Śr paź 15, 2014 7:21 am

cześć,
tak jak w temacie - mam dylemat i postanowiłem zwrócić się o pomoc do szacownego grona forumowiczów, bo nie wiem co robić. A chodzi mi o smarowanie łańcucha.
Do tej pory jeździłem maszynami z wałem więc problem ten faktycznie nie istniał :msn-wink: , ale od lipca jestem szczęśliwym posiadaczem NC-ka i zaczyna mi się nudzić "spacerowanie" z Moto w celu psiknięcia w łańcuch.
jaki mam wybór?
1. Stopka centralna - na pierwszy rzut oka wydaje się dobrym wyborem, ale... koszt prawie 700zł; i dodatkowo w jednym z wątków na forum przeczytałem, że w winklach może być "zabawa"
2. podnośnik - koszt ok 100zł ale nie załatwia przypadków gdy smarowanie wypada daleko od domu
3. są jeszcze urządzenia do smarowania - ale tu z kolei kompletnie nie wiem co wybrać i czego się spodziewać (jakie są zalety i wady takiego rozwiązania)
... i jeszcze jedna kwestia - czym smarować? jeśli spray to jaki? na ciepły czy na zimny łańcuch, bo różne opinie słyszałem? ...a może są jakieś inne patenty oleje, smary itp...
generalnie POMOCY!!!!

Re: dylemat łańcuchowy

Śr paź 15, 2014 8:04 am

Najlepszym wyborem jest automatyczna olejarka.
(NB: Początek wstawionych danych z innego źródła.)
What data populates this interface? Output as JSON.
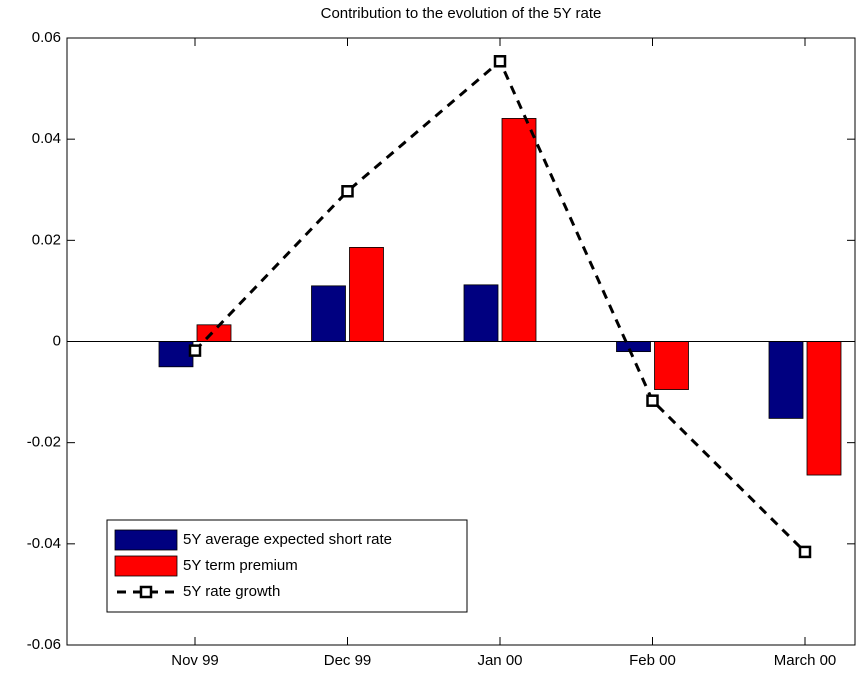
{
  "chart_data": {
    "type": "bar",
    "title": "Contribution to the evolution of the 5Y rate",
    "categories": [
      "Nov 99",
      "Dec 99",
      "Jan 00",
      "Feb 00",
      "March 00"
    ],
    "series": [
      {
        "name": "5Y average expected short rate",
        "color": "#000080",
        "values": [
          -0.005,
          0.011,
          0.0112,
          -0.002,
          -0.0152
        ]
      },
      {
        "name": "5Y term premium",
        "color": "#ff0000",
        "values": [
          0.0033,
          0.0186,
          0.0441,
          -0.0095,
          -0.0264
        ]
      },
      {
        "name": "5Y rate growth",
        "type": "line",
        "color": "#000000",
        "values": [
          -0.0018,
          0.0297,
          0.0554,
          -0.0117,
          -0.0416
        ]
      }
    ],
    "ylim": [
      -0.06,
      0.06
    ],
    "yticks": [
      -0.06,
      -0.04,
      -0.02,
      0,
      0.02,
      0.04,
      0.06
    ],
    "legend": "lower left"
  }
}
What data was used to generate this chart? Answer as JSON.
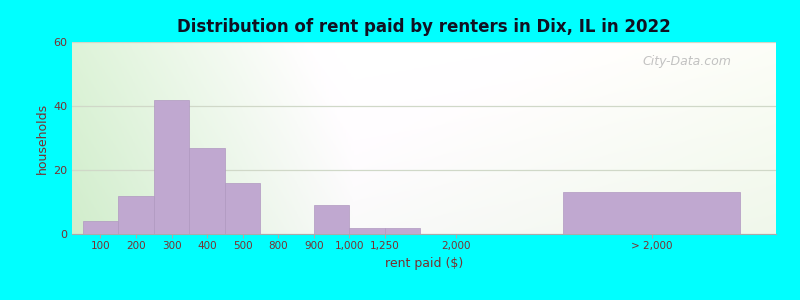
{
  "title": "Distribution of rent paid by renters in Dix, IL in 2022",
  "xlabel": "rent paid ($)",
  "ylabel": "households",
  "background_outer": "#00FFFF",
  "bar_color": "#c0a8d0",
  "bar_edge_color": "#b098c0",
  "categories": [
    "100",
    "200",
    "300",
    "400",
    "500",
    "800",
    "900",
    "1,000",
    "1,250",
    "2,000",
    "> 2,000"
  ],
  "values": [
    4,
    12,
    42,
    27,
    16,
    0,
    9,
    2,
    2,
    0,
    13
  ],
  "ylim": [
    0,
    60
  ],
  "yticks": [
    0,
    20,
    40,
    60
  ],
  "grid_color": "#d0d8c8",
  "title_color": "#111122",
  "axis_label_color": "#7a3030",
  "tick_label_color": "#7a3030",
  "watermark": "City-Data.com",
  "figsize": [
    8.0,
    3.0
  ],
  "dpi": 100,
  "bar_positions": [
    0,
    1,
    2,
    3,
    4,
    5.5,
    6.5,
    7.5,
    8.5,
    10.5,
    13.5
  ],
  "bar_widths": [
    1,
    1,
    1,
    1,
    1,
    1,
    1,
    1,
    1,
    1,
    5.0
  ],
  "tick_positions": [
    0.5,
    1.5,
    2.5,
    3.5,
    4.5,
    5.5,
    6.5,
    7.5,
    8.5,
    10.5,
    16.0
  ],
  "xlim": [
    -0.3,
    19.5
  ]
}
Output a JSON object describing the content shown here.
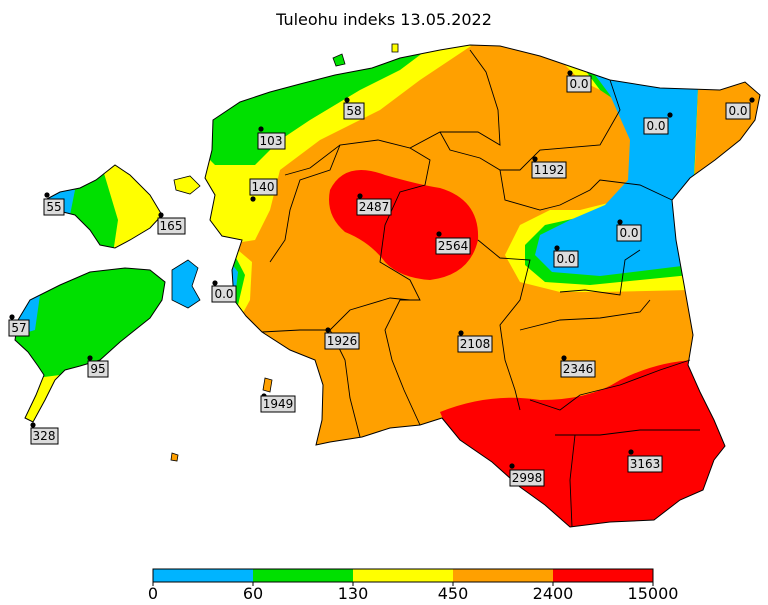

Robisz raz montaż i zapominasz o łańcuchu. W zależności od ilości przejeżdżanych w sezonie km raz na jakiś czas nalewasz oleju do zbiorniczka i z bani. :smile:

Re: dylemat łańcuchowy

Śr paź 15, 2014 9:37 am

1. Mam stopkę centralną SW-Motech i pozamykaną oponę z jednej i z drugiej strony bez żadnych problemów
2. myślę że odpada gdyż jest tylko w garażu
3. pewnie większość forumowiczów poleci system automatycznego smarowania bo to dobra alternatywa, lecz ja jakoś nie przemogłem się do zamontowania u siebie pomimo dużej ilości kilometrów

sam smarują łańcuch na centralnej stopce, na ciepły łańcuch przezroczystym smarem motula co 300-500 km lub po deszczu, myjąc łańcuch co 3000-5000 km, do mycia nie używam szczotki

Re: dylemat łańcuchowy

Śr paź 15, 2014 10:11 am

Ja właśnie zakupiłem takie roleczki, jestem ciekaw jak zdadzą egzamin - http://allegro.pl/rolka-najazd-pod-kolo ... 04411.html

Do smarowania używałem kilku smarów i wg mnie najlepszy to - http://allegro.pl/smar-do-lancucha-s100 ... 53837.html ma biały kolor, widać gdzie sie już go nałożyło, długo się trzyma, nie przyciąga syfu, nie chlapie za mocno, ogólnie ok ;-)

Re: dylemat łańcuchowy

Śr paź 15, 2014 10:25 am

Używałem smaru S100 na początku, ale denerwowało mnie, że muszę spacerować z motem, aby smarować łańcuch. Z racji tego, że jestem trochę sknera złożyłem sobie sam olejarkę według projektów i instrukcji na forum. Koszt nie wielki, a fajnie smaruje i łańcuch tylko raz musiałem naciągać po ok. 1k km od wymiany gdy się już ułożył do nowych zębatek. Do tej pory nic nie musiałem z nim robić.
Smarowałem na ciepłym i na zimnym łańcuchu, nie wiem jaka jest różnica...
Jedno i drugie paskudzi mi felgę, jednak olejarka zdecydowanie mniej niż smar.
Wszystko zależy od twojego budżetu :) fajnie byłoby mieć automatyczną z funkcją na deszcze, piach, śnieżycę i apokalipsę zombie, ale szkoda mi było kasy na to :P
A centralka i tak by się przydała, ze względów czysto praktycznych, jak dłubie zimą w garażu :)
Większość tutaj na forum poleci Ci olejarkę pewnie.

Re: dylemat łańcuchowy

Śr paź 15, 2014 11:28 am

Na początku smarowałem S100 i po kilku razach gdy zapomniałem, a w serwisie powiedzieli, że mam oznaki rdzy na zębatce i łańcuchu, od razu zakupiłem i zamontowałem olejarkę. Nie zależnie od ilości km, czasu, warunków atmosferycznych, łańcuch jest zawsze smarowany i nie martwię się juz o nic. A przepraszam, martwię sie raz na rok, aby na początku sezonu dolac olej do olejarki. :tongue:

Re: dylemat łańcuchowy

Śr paź 15, 2014 6:25 pm

Mi mechanik zalecał smarowanie po jeździe (na ciepły łańcuch) i później nieruszanie moto przez 15 min.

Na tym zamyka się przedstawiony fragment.